Dieci domande a Robbie McIntosh

Ciao Robbie, ti seguo da diversi anni e finalmente ho l’occasione di porti alcune domande che saranno anche di utilità a chi si appassiona a una fotografia fatta in strada di qualità e poco legata alle mode del momento.

Ciò che rende interessante la tua fotografia è senz’altro la modernità che conserva alla radice molti richiami ai classici americani. Ma veniamo a noi.

Robbie, quando hai iniziato a pensare di fotografare sul serio? Se dovessi definirti come fotografo, come ti inquadreresti?

Probabilmente quando ho iniziato a sviluppare da solo la pellicola. Credo sia un processo fondamentale per acquisire maggiore consapevolezza di se stessi e di ciò che si fotografa. Mi definirei un fotografo eclettico. Ho un lato istintivo e uno riflessivo. Generalmente dò sfogo al mio lato istintivo con il piccolo formato, perfetto per le foto fatte velocemente, mentre quello riflessivo emerge quando impiego il medio formato, che giocoforza richiede ragionamento e studio.

Hai una focale di riferimento per il tuo lavoro? E se si perchè?

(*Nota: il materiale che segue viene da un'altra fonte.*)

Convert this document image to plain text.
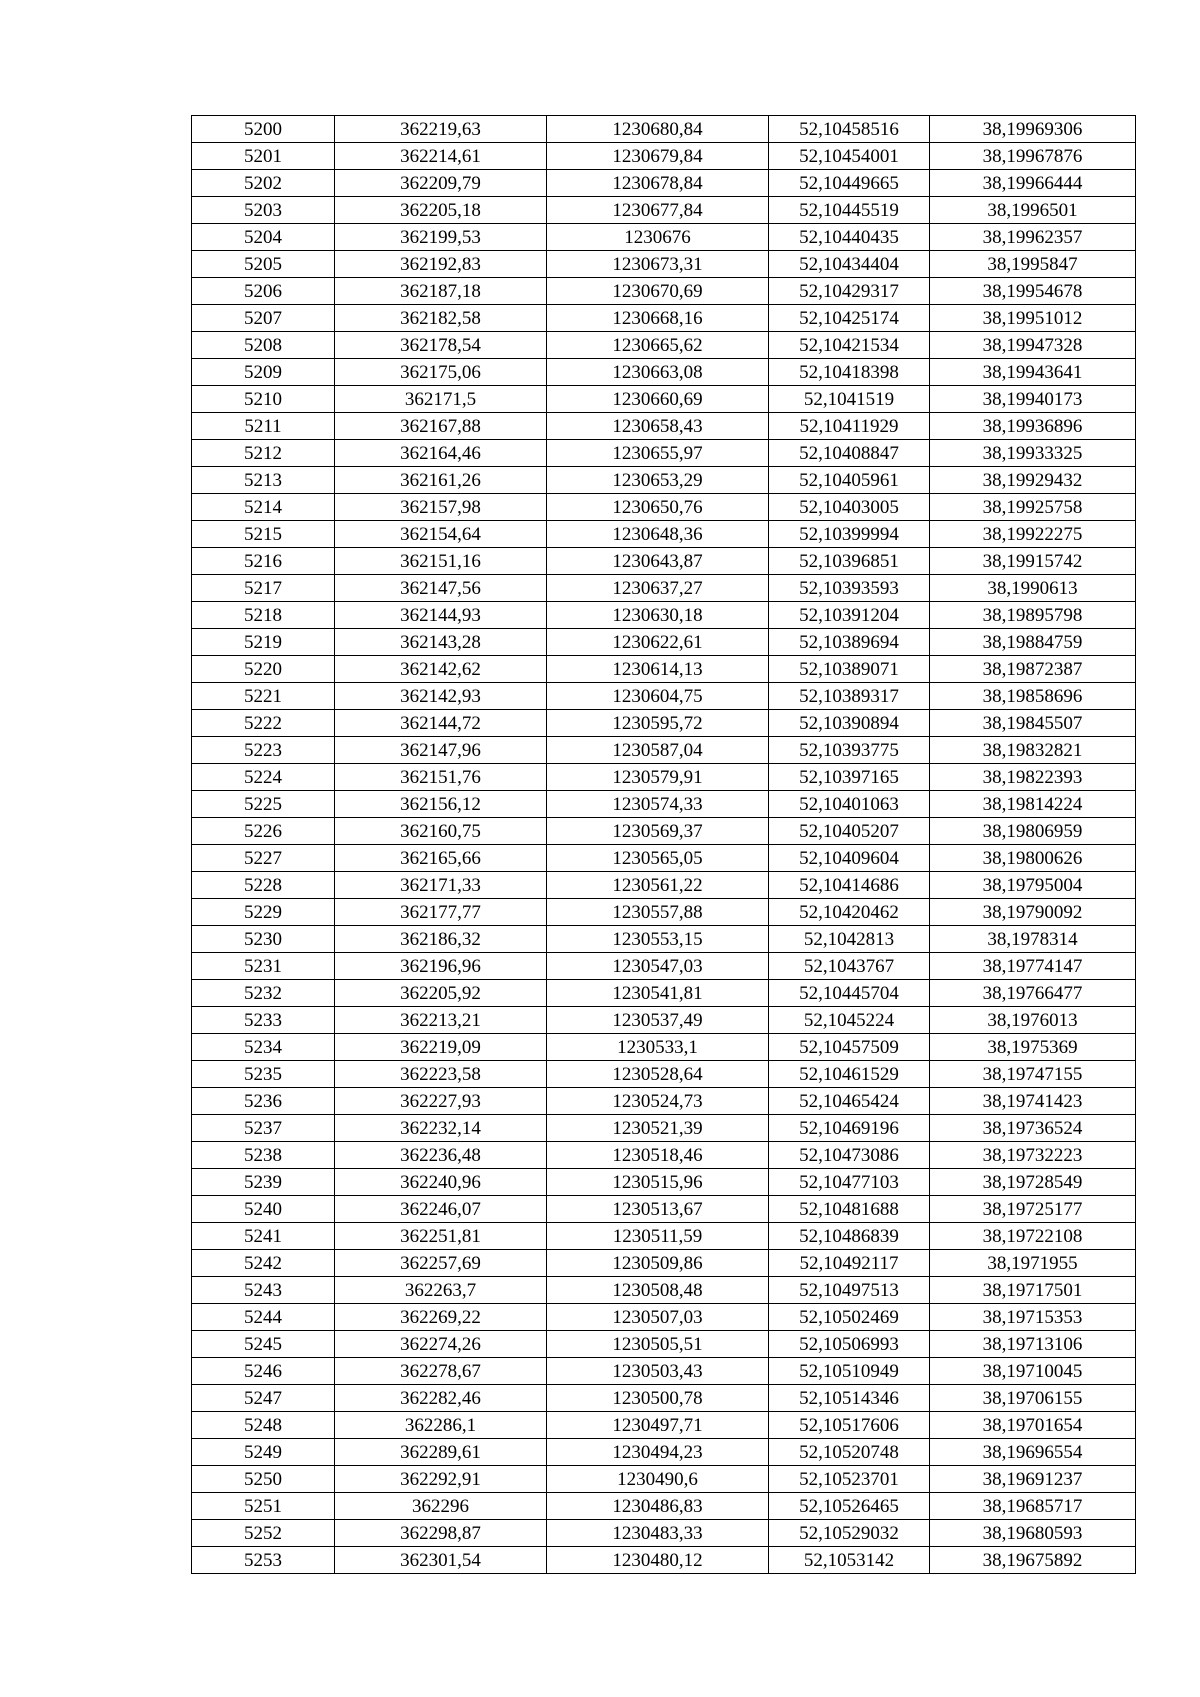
5200	362219,63	1230680,84	52,10458516	38,19969306
5201	362214,61	1230679,84	52,10454001	38,19967876
5202	362209,79	1230678,84	52,10449665	38,19966444
5203	362205,18	1230677,84	52,10445519	38,1996501
5204	362199,53	1230676	52,10440435	38,19962357
5205	362192,83	1230673,31	52,10434404	38,1995847
5206	362187,18	1230670,69	52,10429317	38,19954678
5207	362182,58	1230668,16	52,10425174	38,19951012
5208	362178,54	1230665,62	52,10421534	38,19947328
5209	362175,06	1230663,08	52,10418398	38,19943641
5210	362171,5	1230660,69	52,1041519	38,19940173
5211	362167,88	1230658,43	52,10411929	38,19936896
5212	362164,46	1230655,97	52,10408847	38,19933325
5213	362161,26	1230653,29	52,10405961	38,19929432
5214	362157,98	1230650,76	52,10403005	38,19925758
5215	362154,64	1230648,36	52,10399994	38,19922275
5216	362151,16	1230643,87	52,10396851	38,19915742
5217	362147,56	1230637,27	52,10393593	38,1990613
5218	362144,93	1230630,18	52,10391204	38,19895798
5219	362143,28	1230622,61	52,10389694	38,19884759
5220	362142,62	1230614,13	52,10389071	38,19872387
5221	362142,93	1230604,75	52,10389317	38,19858696
5222	362144,72	1230595,72	52,10390894	38,19845507
5223	362147,96	1230587,04	52,10393775	38,19832821
5224	362151,76	1230579,91	52,10397165	38,19822393
5225	362156,12	1230574,33	52,10401063	38,19814224
5226	362160,75	1230569,37	52,10405207	38,19806959
5227	362165,66	1230565,05	52,10409604	38,19800626
5228	362171,33	1230561,22	52,10414686	38,19795004
5229	362177,77	1230557,88	52,10420462	38,19790092
5230	362186,32	1230553,15	52,1042813	38,1978314
5231	362196,96	1230547,03	52,1043767	38,19774147
5232	362205,92	1230541,81	52,10445704	38,19766477
5233	362213,21	1230537,49	52,1045224	38,1976013
5234	362219,09	1230533,1	52,10457509	38,1975369
5235	362223,58	1230528,64	52,10461529	38,19747155
5236	362227,93	1230524,73	52,10465424	38,19741423
5237	362232,14	1230521,39	52,10469196	38,19736524
5238	362236,48	1230518,46	52,10473086	38,19732223
5239	362240,96	1230515,96	52,10477103	38,19728549
5240	362246,07	1230513,67	52,10481688	38,19725177
5241	362251,81	1230511,59	52,10486839	38,19722108
5242	362257,69	1230509,86	52,10492117	38,1971955
5243	362263,7	1230508,48	52,10497513	38,19717501
5244	362269,22	1230507,03	52,10502469	38,19715353
5245	362274,26	1230505,51	52,10506993	38,19713106
5246	362278,67	1230503,43	52,10510949	38,19710045
5247	362282,46	1230500,78	52,10514346	38,19706155
5248	362286,1	1230497,71	52,10517606	38,19701654
5249	362289,61	1230494,23	52,10520748	38,19696554
5250	362292,91	1230490,6	52,10523701	38,19691237
5251	362296	1230486,83	52,10526465	38,19685717
5252	362298,87	1230483,33	52,10529032	38,19680593
5253	362301,54	1230480,12	52,1053142	38,19675892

Sul piccolo formato preferisco le focali medio-grandangolari come 28 e 35mm. Mi piace avvicinarmi ai soggetti, stabilire una sorta di contatto, essere “dentro” la scena. Sul medio formato uso sia il normale che il grandangolo.

Nel tuo immaginario, quali sono i fotografi che ritieni ti abbiano ispirato di più?

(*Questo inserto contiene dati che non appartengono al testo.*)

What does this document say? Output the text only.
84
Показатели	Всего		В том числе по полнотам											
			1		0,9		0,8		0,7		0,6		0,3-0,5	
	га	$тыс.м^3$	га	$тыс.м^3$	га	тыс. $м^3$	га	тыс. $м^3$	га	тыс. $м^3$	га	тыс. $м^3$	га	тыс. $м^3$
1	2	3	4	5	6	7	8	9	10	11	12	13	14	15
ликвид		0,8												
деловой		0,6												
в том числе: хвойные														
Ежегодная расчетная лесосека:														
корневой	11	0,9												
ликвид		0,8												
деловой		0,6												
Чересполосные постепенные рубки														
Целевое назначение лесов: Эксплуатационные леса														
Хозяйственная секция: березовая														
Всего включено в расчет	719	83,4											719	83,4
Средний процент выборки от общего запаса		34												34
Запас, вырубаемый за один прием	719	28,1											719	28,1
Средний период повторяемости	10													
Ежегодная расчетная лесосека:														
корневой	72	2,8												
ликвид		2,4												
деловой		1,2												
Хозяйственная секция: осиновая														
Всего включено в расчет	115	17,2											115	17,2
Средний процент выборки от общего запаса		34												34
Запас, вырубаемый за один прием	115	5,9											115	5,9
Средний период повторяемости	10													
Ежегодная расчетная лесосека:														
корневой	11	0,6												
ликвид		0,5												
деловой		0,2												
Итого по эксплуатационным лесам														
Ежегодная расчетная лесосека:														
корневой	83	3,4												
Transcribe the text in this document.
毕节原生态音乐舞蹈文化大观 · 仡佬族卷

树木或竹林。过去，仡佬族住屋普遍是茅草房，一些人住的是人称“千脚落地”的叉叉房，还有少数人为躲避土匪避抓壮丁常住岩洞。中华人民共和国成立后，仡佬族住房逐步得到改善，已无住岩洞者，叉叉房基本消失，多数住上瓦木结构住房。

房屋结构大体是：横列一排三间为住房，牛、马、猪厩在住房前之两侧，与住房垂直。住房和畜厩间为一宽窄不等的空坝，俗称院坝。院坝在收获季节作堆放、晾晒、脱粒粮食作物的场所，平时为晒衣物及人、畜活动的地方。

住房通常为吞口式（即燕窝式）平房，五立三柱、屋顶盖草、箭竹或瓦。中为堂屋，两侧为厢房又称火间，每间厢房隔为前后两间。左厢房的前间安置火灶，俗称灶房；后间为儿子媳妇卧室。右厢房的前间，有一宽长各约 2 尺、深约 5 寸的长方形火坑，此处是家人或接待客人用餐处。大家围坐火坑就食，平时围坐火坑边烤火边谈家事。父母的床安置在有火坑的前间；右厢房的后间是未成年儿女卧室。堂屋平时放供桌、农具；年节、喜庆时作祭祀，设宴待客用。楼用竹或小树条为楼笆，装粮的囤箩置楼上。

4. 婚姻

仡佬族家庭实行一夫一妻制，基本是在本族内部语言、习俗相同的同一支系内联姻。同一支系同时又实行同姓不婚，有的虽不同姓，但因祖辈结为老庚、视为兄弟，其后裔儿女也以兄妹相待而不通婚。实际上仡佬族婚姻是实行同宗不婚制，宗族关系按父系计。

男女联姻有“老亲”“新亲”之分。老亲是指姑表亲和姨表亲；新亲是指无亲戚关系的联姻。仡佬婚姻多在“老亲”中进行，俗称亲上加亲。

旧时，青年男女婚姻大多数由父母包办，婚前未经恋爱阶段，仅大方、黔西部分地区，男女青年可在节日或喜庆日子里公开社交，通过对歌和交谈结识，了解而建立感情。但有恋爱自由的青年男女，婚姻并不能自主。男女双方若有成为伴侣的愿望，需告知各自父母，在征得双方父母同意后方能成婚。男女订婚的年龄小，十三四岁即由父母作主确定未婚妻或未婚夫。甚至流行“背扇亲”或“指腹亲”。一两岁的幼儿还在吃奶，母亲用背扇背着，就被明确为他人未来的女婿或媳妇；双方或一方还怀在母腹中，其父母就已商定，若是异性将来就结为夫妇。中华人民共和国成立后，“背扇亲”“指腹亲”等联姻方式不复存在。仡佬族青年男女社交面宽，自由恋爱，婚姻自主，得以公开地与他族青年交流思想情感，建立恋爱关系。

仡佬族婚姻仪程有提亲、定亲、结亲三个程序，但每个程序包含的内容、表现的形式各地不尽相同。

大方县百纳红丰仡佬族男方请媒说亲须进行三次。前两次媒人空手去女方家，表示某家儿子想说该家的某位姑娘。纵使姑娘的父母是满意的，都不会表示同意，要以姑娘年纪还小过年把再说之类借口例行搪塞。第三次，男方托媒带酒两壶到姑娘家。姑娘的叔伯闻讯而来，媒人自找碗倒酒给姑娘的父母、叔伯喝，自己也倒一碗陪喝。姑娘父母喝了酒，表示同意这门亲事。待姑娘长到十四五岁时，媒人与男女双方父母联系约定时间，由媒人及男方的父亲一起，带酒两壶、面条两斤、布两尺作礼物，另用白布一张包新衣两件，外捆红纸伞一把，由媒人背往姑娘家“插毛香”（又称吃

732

Garry Winogrand, Lee Friedlander, Stephen Shore, William Eggleston, Robert Frank, Martin Parr, Luigi Ghirri, Marco Pesaresi.

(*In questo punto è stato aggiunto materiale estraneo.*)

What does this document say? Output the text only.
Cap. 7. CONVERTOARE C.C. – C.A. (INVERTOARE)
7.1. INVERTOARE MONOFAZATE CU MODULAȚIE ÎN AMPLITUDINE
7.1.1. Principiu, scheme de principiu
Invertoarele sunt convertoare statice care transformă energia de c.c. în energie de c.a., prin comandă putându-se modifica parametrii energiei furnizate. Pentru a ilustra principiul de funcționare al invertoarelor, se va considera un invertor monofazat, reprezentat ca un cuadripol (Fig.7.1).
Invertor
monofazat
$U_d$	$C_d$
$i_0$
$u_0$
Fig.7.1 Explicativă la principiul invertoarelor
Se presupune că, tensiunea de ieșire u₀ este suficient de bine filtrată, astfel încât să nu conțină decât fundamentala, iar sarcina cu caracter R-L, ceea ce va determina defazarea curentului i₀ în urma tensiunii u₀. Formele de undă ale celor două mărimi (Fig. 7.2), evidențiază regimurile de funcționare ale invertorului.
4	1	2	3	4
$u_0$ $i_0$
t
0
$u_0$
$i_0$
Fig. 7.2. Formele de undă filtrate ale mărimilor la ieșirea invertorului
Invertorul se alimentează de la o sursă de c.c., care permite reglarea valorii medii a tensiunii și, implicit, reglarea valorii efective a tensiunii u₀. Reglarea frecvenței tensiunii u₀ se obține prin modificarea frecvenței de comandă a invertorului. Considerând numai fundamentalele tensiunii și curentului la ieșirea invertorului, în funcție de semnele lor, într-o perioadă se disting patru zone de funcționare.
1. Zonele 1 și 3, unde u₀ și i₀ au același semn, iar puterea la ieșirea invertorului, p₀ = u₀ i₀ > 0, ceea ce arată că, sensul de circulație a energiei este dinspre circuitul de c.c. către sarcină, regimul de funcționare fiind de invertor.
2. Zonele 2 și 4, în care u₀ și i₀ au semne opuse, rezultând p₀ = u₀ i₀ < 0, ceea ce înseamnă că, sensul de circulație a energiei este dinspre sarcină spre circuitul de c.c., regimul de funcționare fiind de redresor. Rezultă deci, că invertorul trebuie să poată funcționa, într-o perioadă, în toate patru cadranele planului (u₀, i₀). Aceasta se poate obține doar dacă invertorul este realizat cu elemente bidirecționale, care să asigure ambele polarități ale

Qual’è il tuo modus operandi e come ti approcci ai soggetti che fotografi? Preferisci essere in movimento continuo o fermarti, aspettando il momento?

Dipende dalla situazione. Cerco di ambientarmi nel contesto, essere accettato e “digerito” dai presenti e quindi inizio a fotografare.

Quanto è importante per te la attrezzatura fotografica? Hai delle preferenze? E se si, perchè?

Sul piccolo formato uso soltanto Leica, e i motivi sono tanti. Qualità delle ottiche, leggerezza, discrezione, silenziosità. Sono le uniche macchine che mi fanno sentire invisibile. 

Sul medio formato uso una Hasselblad 500 C/M (principalmente con il Distagon 50mm) e una Rolleiflex 2.8E. 

Quando esci con la fotocamera hai una linea da sviluppare o ti lasci guidare dalle sensazioni del momento? Stai lavorando a progetti specifici? E se si, come sono nati?

Dipende dai periodi. Nei mesi estivi uso soltanto il piccolo formato e porto avanti la mia serie “On The Beach” (arrivata oramai al settimo anno di età). Vado in giro per le spiagge e documento quello che succede sotto i miei occhi. Nei mesi invernali porto avanti la mia serie “Topographic State of Mind” (arrivata anch’essa al settimo anno di età), concepita e realizzata in medio formato, e ambientata in luoghi aventi un immenso potenziale di bellezza, ma nei fatti seppellita e vilipesa dalla mano dell’uomo. Durante il resto dell’anno mi dedico a serie e progetti più brevi, lasciandomi guidare dalle idee che mi vengono fotografando per strada.

Hai abitudini particolari o ci sono momenti particolari in cui esegui le sessioni? Preferisci eventualmente essere in compagnia?

Preferisco la mattina, sul presto. Non disdegno la compagnia, ma credo di aver fatto le mie fotografie migliori in assenza di altri fotografi, probabilmente perchè riesco a concentrarmi totalmente.

Preferisci il bianco nero al colore per i tuoi lavori, e se si, perchè? Cosa pensi del dualismo Digitale FIlm? Lo senti ancora presente dentro di te?

In linea di massima, preferisco il bianco e nero per il piccolo formato, ed il colore per il medio formato. Le ragioni sono prevalentemente di natura estetica ed espressiva, e anche funzionali rispetto ai contenuti delle fotografie stesse. Il dualismo digitale/film sinceramente non mi interessa, il supporto usato deve essere un mezzo e mai il fine.

Come ti senti scattando nelle strade del tuo paese? Avverti più spesso sentimenti di ostilità o di gentilezza nei tuoi confronti?

I comportamenti dell’essere umano sono imprevedibili, e questo rappresenta al tempo stesso un elemento di rischio e di eccitazione ogni qualvolta fotografo per strada. Fa parte del gioco.

Ci consiglieresti un libro di fotografia?

Uno solo? Allora dico “Uncommon Places” di Stephen Shore.